Veamos esto, con las palabras mismas del santo:
“Para no estar dispersos y separados, comed lo que a todos nos une” (Sermón 288 B. 3). “para que agregados a su
Cuerpo, hechos miembros suyos, seamos lo que recibimos” (Sermón 57, 7). “Los que reciben el sacramento de la
unidad y no mantienen el vínculo de la paz, no reciben el sacramento para la propia edificación, sino como
testimonio de su condena” (Sermón 272). es el Espíritu Santo quien realiza esta unión de las dos naturalezas de
Cristo, así como también la unión y comunión de Cristo com sus fieles en la Eucaristía (Sermón 27, 5). «Toda la
ciudad redimida, es decir, la asamblea comunitaria de los santos, es ofrecida a Dios como un Sacrificio universal por
la mediación del Sumo Sacerdote que, bajo la forma de esclavo, se ofreció por nosotros en su Pasión, para hacer de
nosotros el Cuerpo de una tan gran Cabeza… Éste es el Sacrificio de los Cristianos: “siendo muchos, no formamos
más que un solo cuerpo en Cristo” (Rm 12, 5). La Iglesia celebra este Misterio en el Sacramento del Altar, bien
conocido de los fieles, donde se muestra que en lo que ella ofrece, se ofrece a sí misma». ‘Mi bien es estar junto al
Señor’(Salmo 72, 28). He aquí el sacrificio de los cristianos: lograr la unidad por la caridad. ‘Muchos formamos un
solo Cuerpo en Cristo Jesús’”(La Ciudad de Dios 10, 6).
La unión con Cristo constituye el alimento y la fortaleza del cristiano. El alimento de la eucaristía no es solo
material sino fundamentalmente espiritual, lo que nos nutre es sentirnos unidos a Cristo, ser parte de una
comunidad que es su Cuerpo. Este alimento nos permite superar las dificultades más grandes, nos da el
perdón de los pecados e incluso, nos hace enfrentar la muerte y superarla con valentía. De ahí la necesidad
de participar de la santa Misa para recibir todas las bendiciones y, por ello, se requiere que estemos
presentes desde el comienzo de la celebración:
“La Eucaristía es nuestro pan cotidiano, pero recibámoslo de suerte que nos alimente, no solamente el estómago,
sino también el espíritu.
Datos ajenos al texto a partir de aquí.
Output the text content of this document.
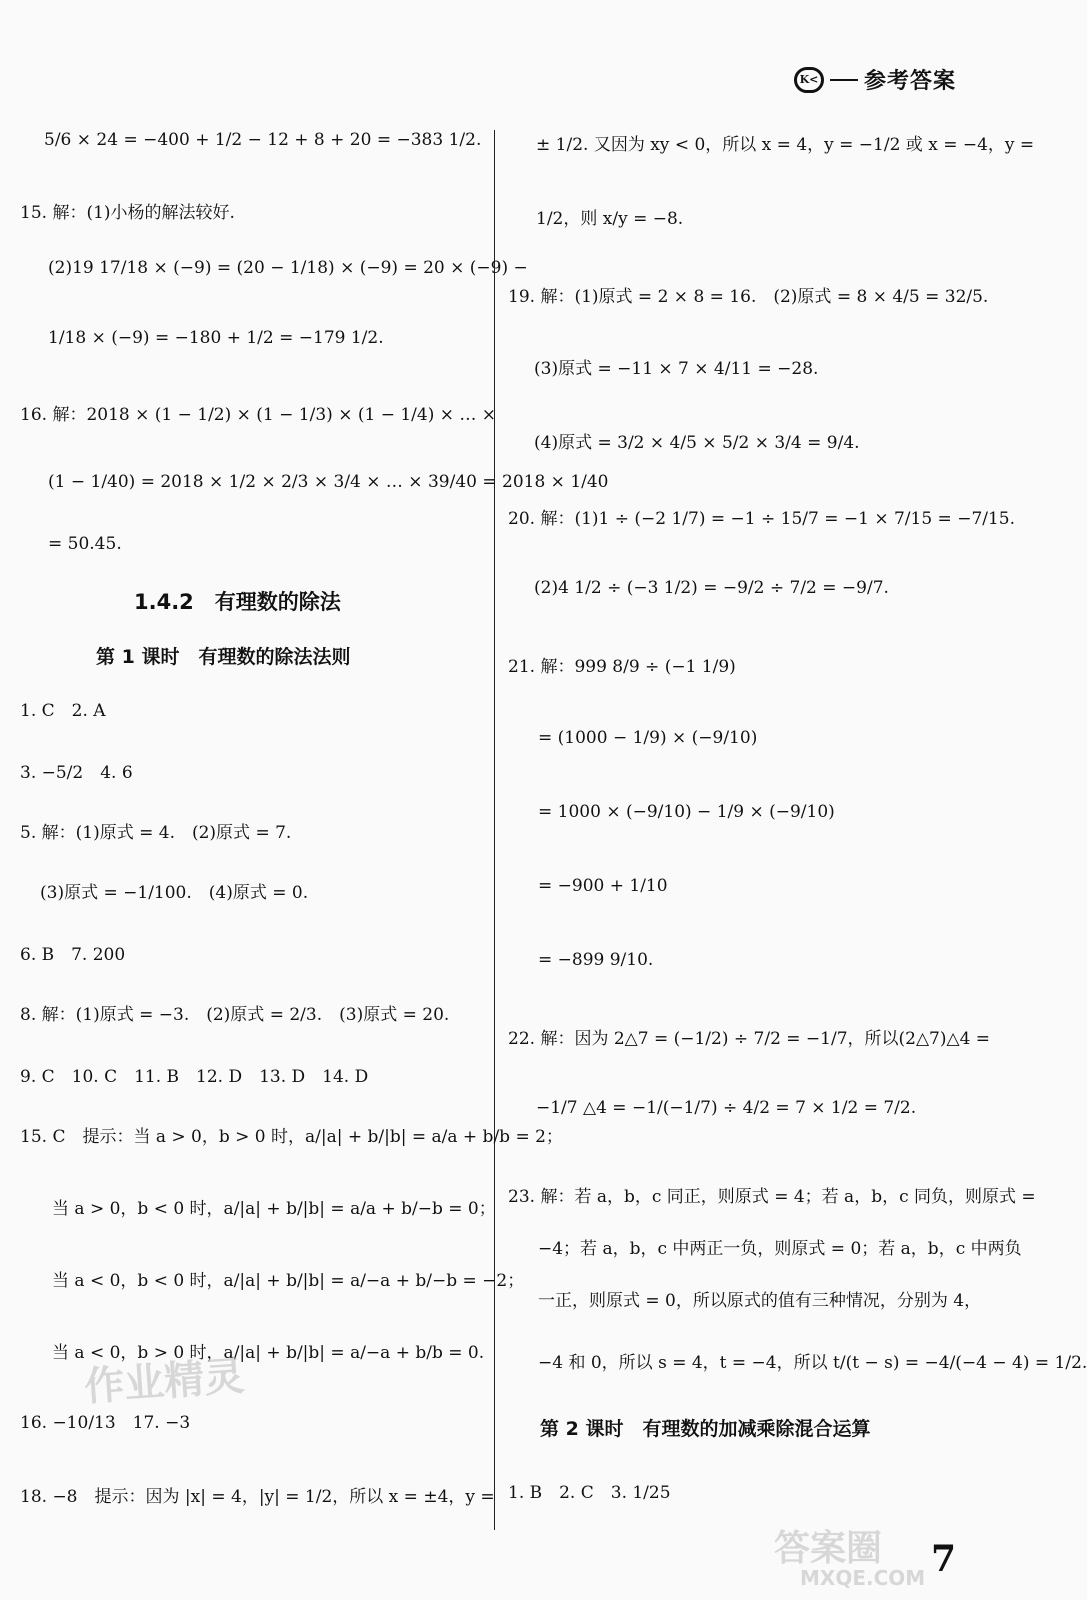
K< 参考答案
5/6 × 24 = −400 + 1/2 − 12 + 8 + 20 = −383 1/2.
15. 解：(1)小杨的解法较好.
(2)19 17/18 × (−9) = (20 − 1/18) × (−9) = 20 × (−9) −
1/18 × (−9) = −180 + 1/2 = −179 1/2.
16. 解：2018 × (1 − 1/2) × (1 − 1/3) × (1 − 1/4) × … ×
(1 − 1/40) = 2018 × 1/2 × 2/3 × 3/4 × … × 39/40 = 2018 × 1/40
= 50.45.
1.4.2　有理数的除法
第 1 课时　有理数的除法法则
1. C　2. A
3. −5/2　4. 6
5. 解：(1)原式 = 4.　(2)原式 = 7.
(3)原式 = −1/100.　(4)原式 = 0.
6. B　7. 200
8. 解：(1)原式 = −3.　(2)原式 = 2/3.　(3)原式 = 20.
9. C　10. C　11. B　12. D　13. D　14. D
15. C　提示：当 a > 0，b > 0 时，a/|a| + b/|b| = a/a + b/b = 2；
当 a > 0，b < 0 时，a/|a| + b/|b| = a/a + b/−b = 0；
当 a < 0，b < 0 时，a/|a| + b/|b| = a/−a + b/−b = −2；
当 a < 0，b > 0 时，a/|a| + b/|b| = a/−a + b/b = 0.
16. −10/13　17. −3
18. −8　提示：因为 |x| = 4，|y| = 1/2，所以 x = ±4，y =
± 1/2. 又因为 xy < 0，所以 x = 4，y = −1/2 或 x = −4，y =
1/2，则 x/y = −8.
19. 解：(1)原式 = 2 × 8 = 16.　(2)原式 = 8 × 4/5 = 32/5.
(3)原式 = −11 × 7 × 4/11 = −28.
(4)原式 = 3/2 × 4/5 × 5/2 × 3/4 = 9/4.
20. 解：(1)1 ÷ (−2 1/7) = −1 ÷ 15/7 = −1 × 7/15 = −7/15.
(2)4 1/2 ÷ (−3 1/2) = −9/2 ÷ 7/2 = −9/7.
21. 解：999 8/9 ÷ (−1 1/9)
= (1000 − 1/9) × (−9/10)
= 1000 × (−9/10) − 1/9 × (−9/10)
= −900 + 1/10
= −899 9/10.
22. 解：因为 2△7 = (−1/2) ÷ 7/2 = −1/7，所以(2△7)△4 =
−1/7 △4 = −1/(−1/7) ÷ 4/2 = 7 × 1/2 = 7/2.
23. 解：若 a，b，c 同正，则原式 = 4；若 a，b，c 同负，则原式 =
−4；若 a，b，c 中两正一负，则原式 = 0；若 a，b，c 中两负
一正，则原式 = 0，所以原式的值有三种情况，分别为 4，
−4 和 0，所以 s = 4，t = −4，所以 t/(t − s) = −4/(−4 − 4) = 1/2.
第 2 课时　有理数的加减乘除混合运算
1. B　2. C　3. 1/25
作业精灵
答案圈
MXQE.COM 7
Es la fuerza necesaria que se debe comprender como la unidad que nos reúne en su
cuerpo, y nos hace miembros suyos, a fin de que seamos lo que recibimos. Así será nuestro pan cotidiano” (Sermón
57, 7, 7). “¿Cómo se explica la permanencia viva en Cristo hasta la muerte de san Lorenzo durante su insoportable
martirio, sino porque había comido y bebido bien, se había fortalecido y como embriagado por aquella comida y
bebida hasta el extremo de no sentir los tormentos? Se quemaba la carne del mártir, pero el espíritu de vida
vivificante de la carne de Cristo daba vigor y vida a su alma” (Comentario Jn 27, 12). «Si alguno oye devotamente la
Santa Misa alcanzará grandes auxilios para no caer en pecado mortal, y se le perdonarán sus defectos y pecados
veniales e imperfecciones». «Todos aquellos pasos que uno da para oír Misa, son escritos y contados por su Ángel, y
por cada uno le dará el Altísimo Dios un grandísimo premio en esta vida mortal y perecedera». «Mientras uno oye la
Santa Misa no pierde el tiempo, sino que gana mucho, por muy dilatado que el Sacerdote se esté en el Santo
Sacrificio de la Misa». «Al que oye Misa entera, no le faltará el sustento necesario y alimento para su cuerpo». «Oír
devotamente Misa y ver el Santísimo Sacramento, ahuyenta al demonio del pecador».